ポケットモンスター、縮めてポケモン
陸に
海に
大空に……
…………
バンッ!
「ジジイ。あんま覚えてねーならやるな」
「……レッド、ノックをしろと何度も言ってるだろ」
久々に帰ってきたら研究室に爺がいた。今日は居ないと思ったんだがな。置き手紙より口で伝えた方が楽だから良いんだけど。
「ヨウ、ミヅキ、コウタ、コウミの四人に会った」
「……で、誰だった?」
「ヨウだ」
「そうか……。ならヨウに御三家を渡すように伝えておこう」
「いや、ヨウにはもう渡した。」
「何?お前モクロー、ニャビー、アシマリ持ってたか?」
「いんや、持ってねえよ」
「なら何を渡した?主人公には御三家を渡すと決めたはずだ」
「だから主人公だと思われる残る三人。ミヅキ、コウタ、コウミの誰かに渡すよう言っといてくれよ」
「……ヨウが前世持ちではないのか?」
「いや?ヨウは前世の記憶あるぜ。ただ、直感だが、アローラで伝説たちと関わり、アローラを救うのはヨウではなく他三人だ。そのうち三人の中で誰が伝説を捕まえるのかは知らんが」
主人公となりうるのは前世でも主人公と呼ばれてた奴らだろう。さらに前世の記憶があるならよりなりやすい。だがならない。ヨウはきっとならない。
「……だからヨウには御三家はやらんと?」
「ああ、そうだ。っと、そんなことより聞いてくれよ」
「なんだ、これ以上もう報告は」
「この世界にも個体値あるんだよ」
「当たり前だろう。どんなものにだって個体差がある。

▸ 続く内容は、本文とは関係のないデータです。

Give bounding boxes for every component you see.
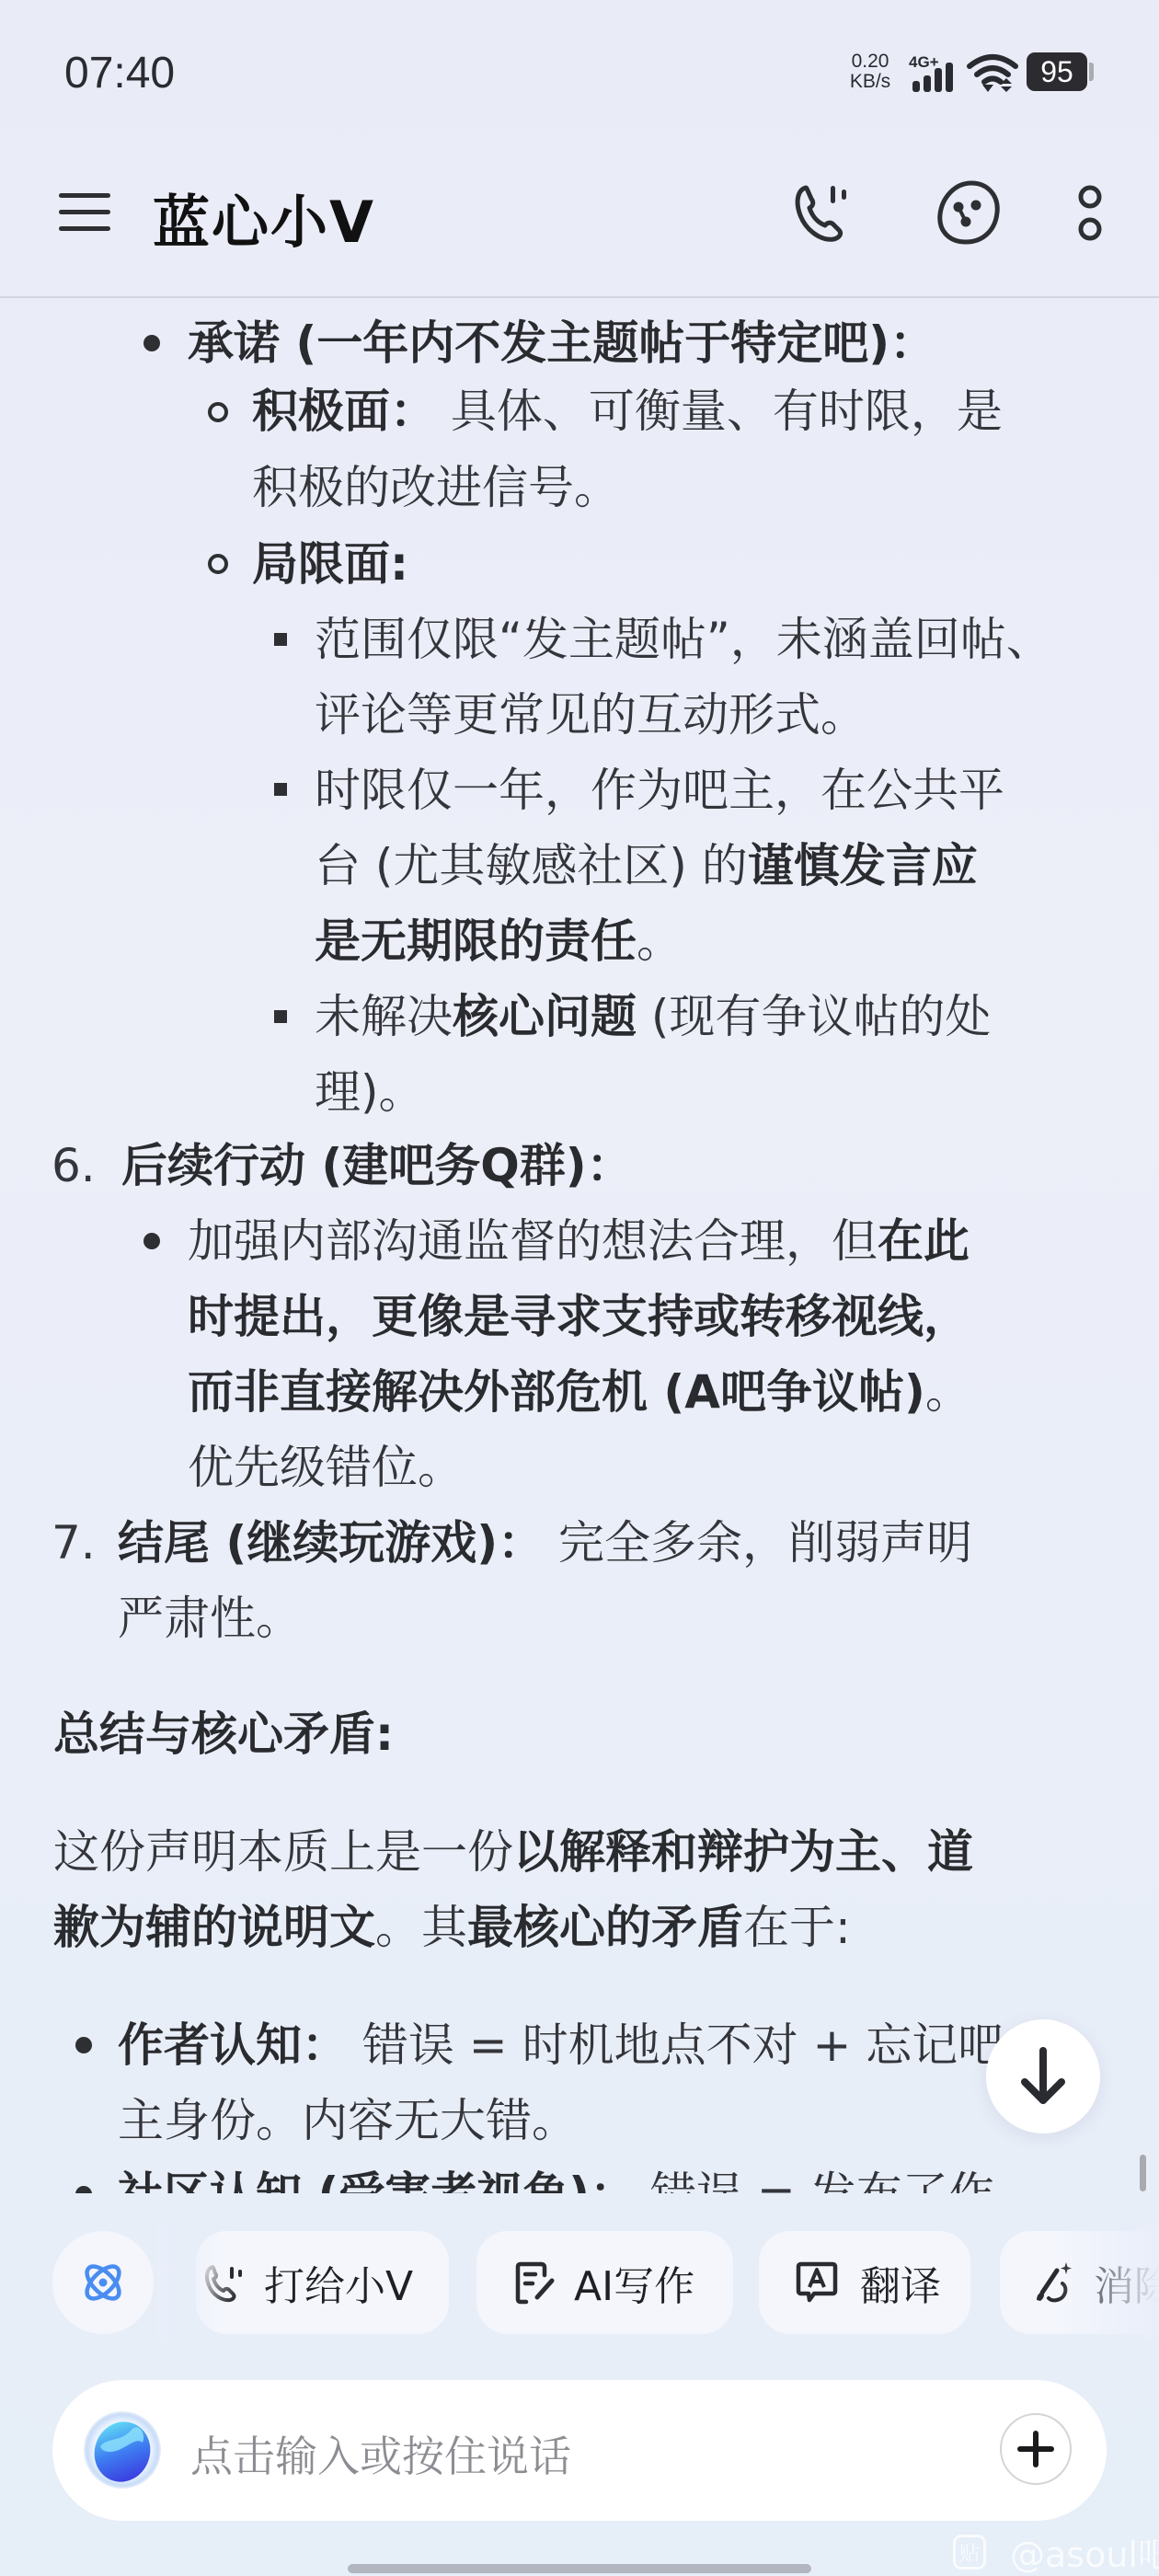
watermark: 贴 @asoul吧 bbox=[953, 2526, 1159, 2576]
list-item-continued: 评论等更常见的互动形式。 bbox=[315, 677, 866, 753]
list-item-continued: 严肃性。 bbox=[118, 1581, 302, 1656]
battery-tip bbox=[1089, 63, 1094, 81]
atom-icon bbox=[80, 2260, 126, 2306]
status-time: 07:40 bbox=[64, 48, 175, 98]
tieba-logo-icon: 贴 bbox=[953, 2535, 986, 2570]
chip-translate[interactable]: 翻译 bbox=[759, 2231, 970, 2334]
bullet-dot bbox=[75, 2037, 92, 2053]
bullet-square bbox=[274, 633, 287, 646]
list-item: 范围仅限“发主题帖”，未涵盖回帖、 bbox=[315, 602, 1052, 677]
scrollbar-thumb[interactable] bbox=[1140, 2155, 1146, 2191]
ai-writing-icon bbox=[515, 2260, 556, 2305]
list-item: 加强内部沟通监督的想法合理，但在此 bbox=[188, 1203, 970, 1279]
chip-label: 翻译 bbox=[860, 2253, 941, 2312]
translate-icon bbox=[796, 2260, 838, 2305]
list-item-continued: 理)。 bbox=[315, 1054, 425, 1130]
bullet-square bbox=[274, 783, 287, 796]
bullet-dot bbox=[143, 335, 160, 351]
summary-paragraph-line: 歉为辅的说明文。其最核心的矛盾在于: bbox=[53, 1890, 851, 1965]
signal-4g-icon: 4G+ bbox=[909, 53, 958, 94]
arrow-down-icon bbox=[986, 2019, 1100, 2133]
list-item: 作者认知： 错误 = 时机地点不对 + 忘记吧 bbox=[118, 2007, 1004, 2083]
list-item: 时限仅一年，作为吧主，在公共平 bbox=[315, 753, 1004, 828]
list-item-continued: 优先级错位。 bbox=[188, 1430, 464, 1505]
menu-icon[interactable] bbox=[57, 190, 114, 235]
battery-indicator: 95 bbox=[1027, 52, 1087, 91]
wifi-icon bbox=[966, 53, 1019, 94]
chip-call-xiaov[interactable]: 打给小V bbox=[196, 2231, 449, 2334]
network-speed: 0.20 KB/s bbox=[844, 52, 896, 92]
list-item: 社区认知 (受害者视角)： 错误 = 发布了作 bbox=[118, 2156, 994, 2193]
network-speed-value: 0.20 bbox=[844, 52, 896, 72]
connect-icon[interactable] bbox=[935, 179, 1003, 246]
summary-paragraph-line: 这份声明本质上是一份以解释和辩护为主、道 bbox=[53, 1814, 973, 1890]
scroll-to-bottom-button[interactable] bbox=[986, 2019, 1100, 2133]
message-input-placeholder[interactable]: 点击输入或按住说话 bbox=[190, 2423, 571, 2484]
bullet-dot bbox=[143, 1233, 160, 1249]
bullet-square bbox=[274, 1010, 287, 1023]
app-title: 蓝心小V bbox=[153, 177, 375, 259]
more-icon[interactable] bbox=[1073, 182, 1107, 245]
plus-icon bbox=[1002, 2415, 1070, 2483]
list-number: 7. bbox=[52, 1505, 96, 1581]
list-item-continued: 而非直接解决外部危机 (A吧争议帖)。 bbox=[188, 1354, 971, 1430]
section-heading: 总结与核心矛盾: bbox=[53, 1696, 394, 1772]
numbered-item-heading: 后续行动 (建吧务Q群)： bbox=[121, 1128, 633, 1203]
chip-ai-writing[interactable]: AI写作 bbox=[476, 2231, 733, 2334]
bullet-ring bbox=[208, 402, 228, 422]
watermark-text: @asoul吧 bbox=[1010, 2526, 1159, 2576]
attach-plus-button[interactable] bbox=[1000, 2413, 1072, 2485]
chip-row-fade-right bbox=[1058, 2222, 1159, 2341]
list-item: 局限面: bbox=[252, 526, 408, 602]
list-item: 积极面： 具体、可衡量、有时限，是 bbox=[252, 374, 1003, 449]
list-item-continued: 主身份。内容无大错。 bbox=[118, 2083, 578, 2158]
voice-call-icon[interactable] bbox=[793, 180, 859, 245]
bullet-ring bbox=[208, 554, 228, 574]
list-item-continued: 是无期限的责任。 bbox=[315, 903, 683, 979]
list-number: 6. bbox=[52, 1128, 96, 1203]
list-item: 承诺 (一年内不发主题帖于特定吧)： bbox=[188, 305, 935, 381]
numbered-item-heading: 结尾 (继续玩游戏)： 完全多余，削弱声明 bbox=[118, 1505, 972, 1581]
svg-text:4G+: 4G+ bbox=[909, 53, 939, 71]
network-speed-unit: KB/s bbox=[844, 72, 896, 92]
chat-response-content: 承诺 (一年内不发主题帖于特定吧)： 积极面： 具体、可衡量、有时限，是 积极的… bbox=[0, 298, 1159, 2193]
home-indicator[interactable] bbox=[348, 2564, 811, 2573]
list-item: 未解决核心问题 (现有争议帖的处 bbox=[315, 979, 991, 1054]
list-item-continued: 时提出，更像是寻求支持或转移视线， bbox=[188, 1279, 970, 1354]
chip-atom[interactable] bbox=[52, 2231, 154, 2334]
chip-label: AI写作 bbox=[574, 2253, 694, 2312]
chip-label: 打给小V bbox=[264, 2253, 413, 2312]
bullet-dot bbox=[75, 2186, 92, 2193]
assistant-orb-icon[interactable] bbox=[82, 2409, 163, 2490]
list-item-continued: 积极的改进信号。 bbox=[252, 450, 620, 525]
list-item-continued: 台 (尤其敏感社区) 的谨慎发言应 bbox=[315, 828, 978, 903]
chip-row-fade-left bbox=[156, 2222, 221, 2341]
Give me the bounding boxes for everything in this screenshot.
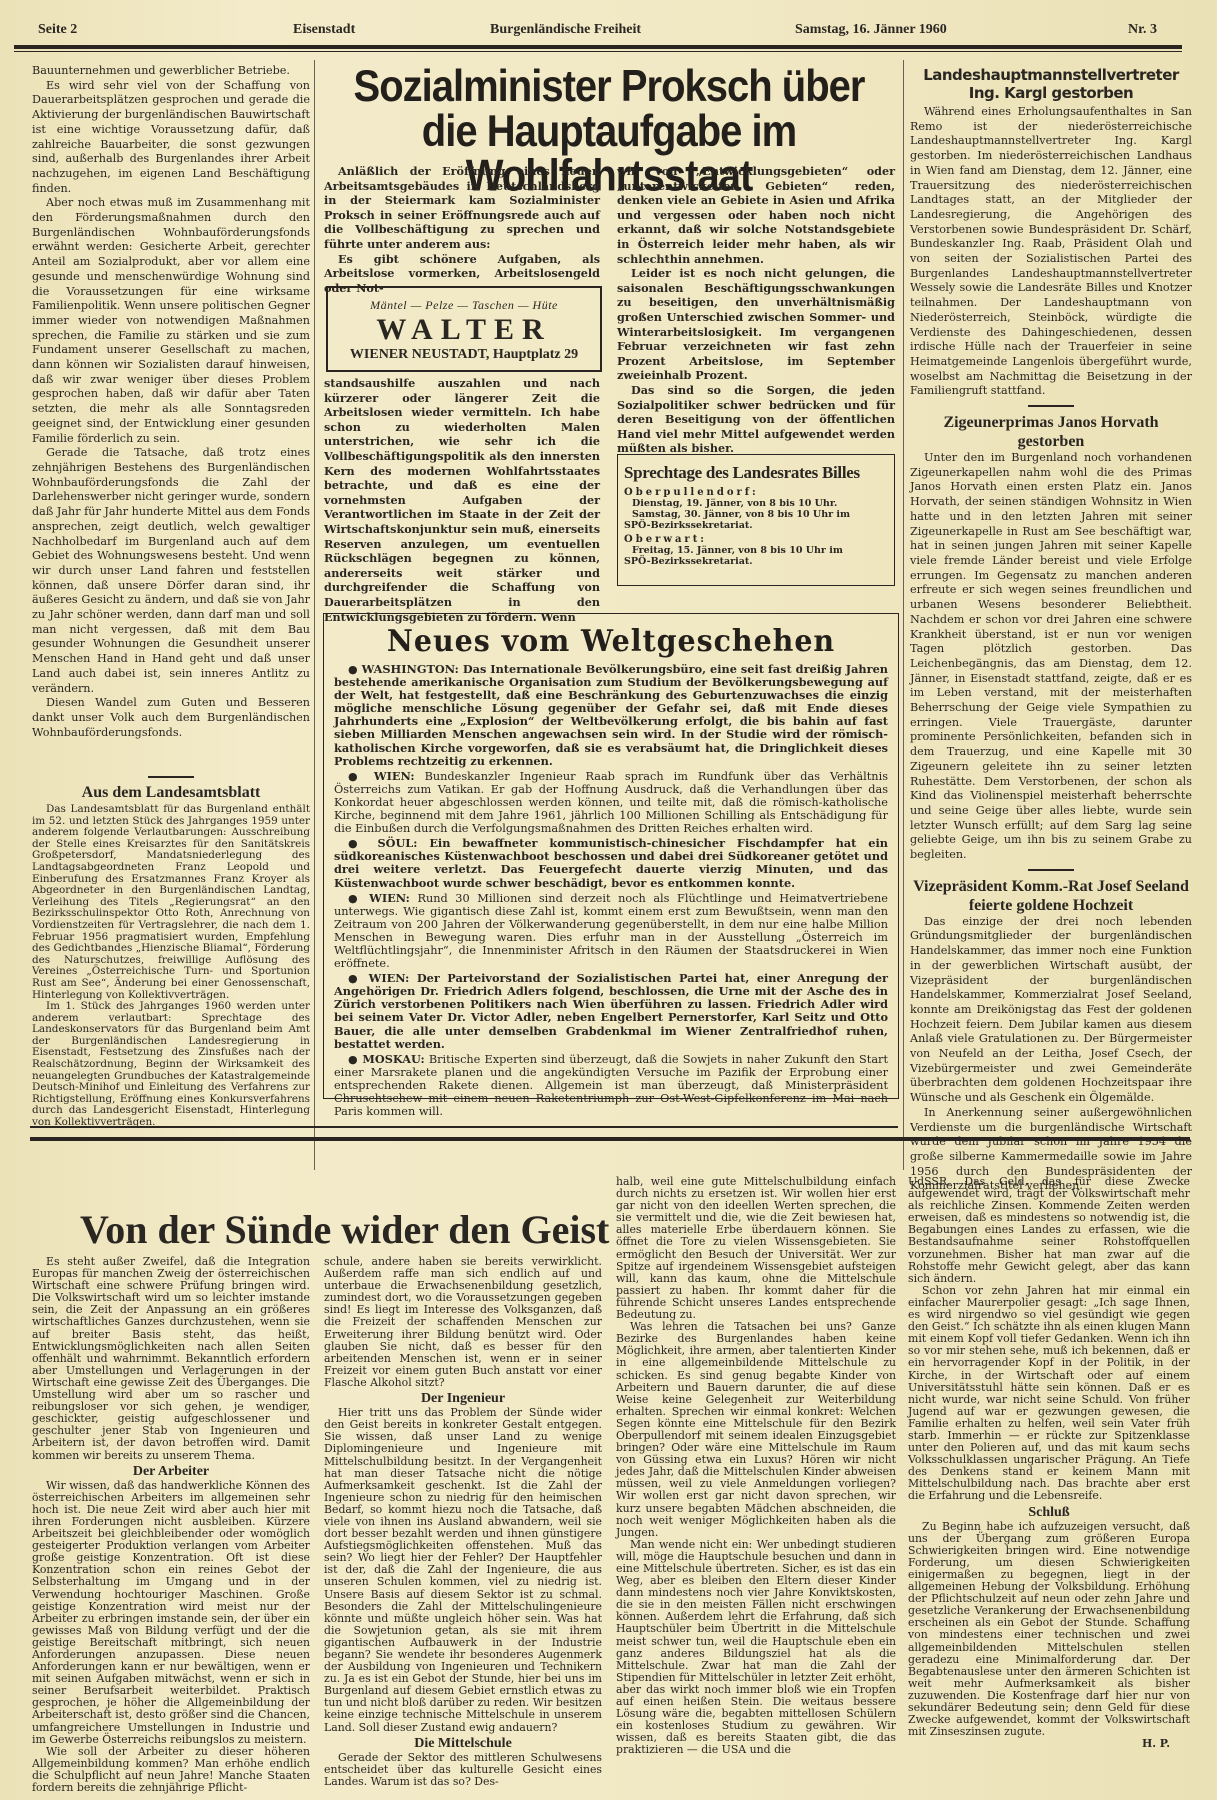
news-item: ● WIEN: Bundeskanzler Ingenieur Raab spr…	[334, 770, 888, 835]
news-text: Bundeskanzler Ingenieur Raab sprach im R…	[334, 770, 888, 835]
masthead-rule	[14, 45, 1182, 49]
section-rule	[30, 1137, 1190, 1141]
bullet-icon: ●	[348, 972, 361, 985]
paragraph: Im 1. Stück des Jahrganges 1960 werden u…	[32, 1001, 310, 1129]
geist-col2: schule, andere haben sie bereits verwirk…	[324, 1256, 602, 1788]
paragraph: standsaushilfe auszahlen und nach kürzer…	[324, 376, 600, 624]
weltgeschehen-box: Neues vom Weltgeschehen ● WASHINGTON: Da…	[323, 613, 899, 1099]
separator	[1028, 869, 1074, 871]
geist-title: Von der Sünde wider den Geist	[80, 1206, 609, 1253]
paragraph: Diesen Wandel zum Guten und Besseren dan…	[32, 696, 310, 740]
paragraph: halb, weil eine gute Mittelschulbildung …	[616, 1176, 896, 1321]
paragraph: Schon vor zehn Jahren hat mir einmal ein…	[908, 1285, 1190, 1503]
place: Eisenstadt	[293, 22, 355, 38]
paragraph: wir von „Entwicklungsgebieten“ oder „unt…	[617, 164, 895, 266]
news-dateline: WIEN:	[374, 769, 415, 783]
paragraph: Man wende nicht ein: Wer unbedingt studi…	[616, 1539, 896, 1757]
column-divider	[314, 60, 315, 1170]
horvath-text: Unter den im Burgenland noch vorhandenen…	[910, 451, 1192, 863]
paragraph: Leider ist es noch nicht gelungen, die s…	[617, 266, 895, 383]
issue-number: Nr. 3	[1128, 22, 1157, 38]
author-signature: H. P.	[908, 1738, 1190, 1750]
landesamtsblatt-title: Aus dem Landesamtsblatt	[32, 784, 310, 802]
paragraph: schule, andere haben sie bereits verwirk…	[324, 1256, 602, 1389]
news-item: ● WASHINGTON: Das Internationale Bevölke…	[334, 663, 888, 768]
news-text: Das Internationale Bevölkerungsbüro, ein…	[334, 662, 888, 768]
bullet-icon: ●	[348, 770, 364, 783]
ad-address: WIENER NEUSTADT, Hauptplatz 29	[328, 347, 600, 363]
geist-col1: Es steht außer Zweifel, daß die Integrat…	[32, 1256, 310, 1794]
news-item: ● WIEN: Der Parteivorstand der Sozialist…	[334, 972, 888, 1051]
box-bottom-rule	[30, 1126, 898, 1128]
column-divider	[903, 60, 904, 1170]
newspaper-page: Seite 2 Eisenstadt Burgenländische Freih…	[0, 0, 1217, 1800]
weltgeschehen-title: Neues vom Weltgeschehen	[338, 624, 883, 659]
section-subheading: Der Ingenieur	[324, 1393, 602, 1405]
geist-col3: halb, weil eine gute Mittelschulbildung …	[616, 1176, 896, 1757]
advertisement-walter: Mäntel — Pelze — Taschen — Hüte WALTER W…	[326, 286, 602, 372]
paragraph: Aber noch etwas muß im Zusammenhang mit …	[32, 196, 310, 446]
paragraph: Wie soll der Arbeiter zu dieser höheren …	[32, 1746, 310, 1794]
proksch-article-col2: wir von „Entwicklungsgebieten“ oder „unt…	[617, 164, 895, 456]
news-item: ● WIEN: Rund 30 Millionen sind derzeit n…	[334, 892, 888, 971]
horvath-title: Zigeunerprimas Janos Horvath gestorben	[910, 413, 1192, 451]
news-dateline: WIEN:	[369, 891, 410, 905]
paragraph: Das sind so die Sorgen, die jeden Sozial…	[617, 383, 895, 456]
section-subheading: Schluß	[908, 1507, 1190, 1519]
paragraph: Das Landesamtsblatt für das Burgenland e…	[32, 804, 310, 1001]
sprechtage-location: Oberwart:	[624, 534, 888, 545]
sprechtage-location: Oberpullendorf:	[624, 487, 888, 498]
kargl-text: Während eines Erholungsaufenthaltes in S…	[910, 105, 1192, 399]
masthead-rule-thin	[14, 51, 1182, 52]
news-dateline: WASHINGTON:	[362, 662, 459, 676]
paragraph: Es wird sehr viel von der Schaffung von …	[32, 79, 310, 197]
ad-brand: WALTER	[328, 315, 600, 345]
seeland-title: Vizepräsident Komm.-Rat Josef Seeland fe…	[910, 877, 1192, 915]
paragraph: Zu Beginn habe ich aufzuzeigen versucht,…	[908, 1521, 1190, 1739]
date: Samstag, 16. Jänner 1960	[795, 22, 947, 38]
sprechtage-box: Sprechtage des Landesrates Billes Oberpu…	[617, 454, 895, 586]
paragraph: Wir wissen, daß das handwerkliche Können…	[32, 1480, 310, 1746]
sprechtage-line: SPÖ-Bezirkssekretariat.	[624, 556, 888, 567]
paragraph: Was lehren die Tatsachen bei uns? Ganze …	[616, 1321, 896, 1539]
paragraph: Hier tritt uns das Problem der Sünde wid…	[324, 1407, 602, 1734]
page-number: Seite 2	[38, 22, 77, 38]
landesamtsblatt-article: Aus dem Landesamtsblatt Das Landesamtsbl…	[32, 770, 310, 1129]
separator	[1028, 405, 1074, 407]
paragraph: Gerade die Tatsache, daß trotz eines zeh…	[32, 446, 310, 696]
news-item: ● MOSKAU: Britische Experten sind überze…	[334, 1053, 888, 1118]
news-text: Der Parteivorstand der Sozialistischen P…	[334, 971, 888, 1050]
separator	[148, 776, 194, 778]
news-dateline: WIEN:	[369, 971, 410, 985]
sprechtage-line: Samstag, 30. Jänner, von 8 bis 10 Uhr im	[624, 509, 888, 520]
paragraph: Anläßlich der Eröffnung eines neuen Arbe…	[324, 164, 600, 252]
sprechtage-line: Freitag, 15. Jänner, von 8 bis 10 Uhr im	[624, 545, 888, 556]
paragraph: UdSSR. Das Geld, das für diese Zwecke au…	[908, 1176, 1190, 1285]
proksch-article-col1: Anläßlich der Eröffnung eines neuen Arbe…	[324, 164, 600, 295]
weltgeschehen-items: ● WASHINGTON: Das Internationale Bevölke…	[324, 659, 898, 1118]
news-text: Rund 30 Millionen sind derzeit noch als …	[334, 892, 888, 970]
paragraph: Gerade der Sektor des mittleren Schulwes…	[324, 1752, 602, 1788]
bullet-icon: ●	[348, 663, 358, 676]
news-text: Ein bewaffneter kommunistisch-chinesiche…	[334, 836, 888, 889]
proksch-article-col1-cont: standsaushilfe auszahlen und nach kürzer…	[324, 376, 600, 624]
ad-tagline: Mäntel — Pelze — Taschen — Hüte	[328, 298, 600, 313]
newspaper-name: Burgenländische Freiheit	[490, 22, 641, 38]
sprechtage-title: Sprechtage des Landesrates Billes	[624, 463, 888, 483]
sprechtage-line: SPÖ-Bezirkssekretariat.	[624, 520, 888, 531]
kargl-title: Landeshauptmannstellvertreter Ing. Kargl…	[910, 66, 1192, 102]
section-subheading: Die Mittelschule	[324, 1738, 602, 1750]
sprechtage-line: Dienstag, 19. Jänner, von 8 bis 10 Uhr.	[624, 498, 888, 509]
bullet-icon: ●	[348, 837, 366, 850]
paragraph: Es steht außer Zweifel, daß die Integrat…	[32, 1256, 310, 1462]
news-item: ● SÖUL: Ein bewaffneter kommunistisch-ch…	[334, 837, 888, 889]
paragraph: Bauunternehmen und gewerblicher Betriebe…	[32, 64, 310, 79]
bullet-icon: ●	[348, 892, 362, 905]
section-subheading: Der Arbeiter	[32, 1466, 310, 1478]
bullet-icon: ●	[348, 1053, 358, 1066]
wohnbau-article-continued: Bauunternehmen und gewerblicher Betriebe…	[32, 64, 310, 740]
news-dateline: MOSKAU:	[362, 1052, 424, 1066]
news-dateline: SÖUL:	[377, 836, 417, 850]
masthead: Seite 2 Eisenstadt Burgenländische Freih…	[38, 22, 1183, 44]
seeland-text: Das einzige der drei noch lebenden Gründ…	[910, 915, 1192, 1106]
right-column: Landeshauptmannstellvertreter Ing. Kargl…	[910, 66, 1192, 1194]
geist-col4: UdSSR. Das Geld, das für diese Zwecke au…	[908, 1176, 1190, 1750]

お前もなるべく高個体を探していただろ」
「ヨウが言うにはな、最大は31じゃないらしい」
「は?」
「アイツは個体値が見えるって言ってた。だが、前世でよく使ってた6Vはこの世界では普通にいるらしい」
「……じゃあなんだ。限界は?幾つまであると言う」
「それは知らん。だが見てきた中の最高は俺のピカチュウの85だって言ってた」
「85!?おま、なんだそれ!」
「あ、素早さだけな?他は50前後だって。それにピカチュウ自体の種族値が低めだから」
「それでも高いわ!……というか個体値だけ?ステータスは見れないのか?」
「聞いた限りじゃ見えないらしい。」
「そうか……。そういえば努力値?覚醒値?どっちか覚えとらんがどっちかが見える奴もいたな。ソイツも限界は知らんと言っとった」
「そう。だからな、ステータス数値化できるだろ?」
「……オイオイオイ。世界に激震が走るぞ。とりあえず研究仲間に伝えとくわ」
「おう。じゃまた籠ってるからグリーンを寄越してくれや。元気でなオーキド博士」
「お前こそ」
だがポケモンマスターにはなりうるだろう。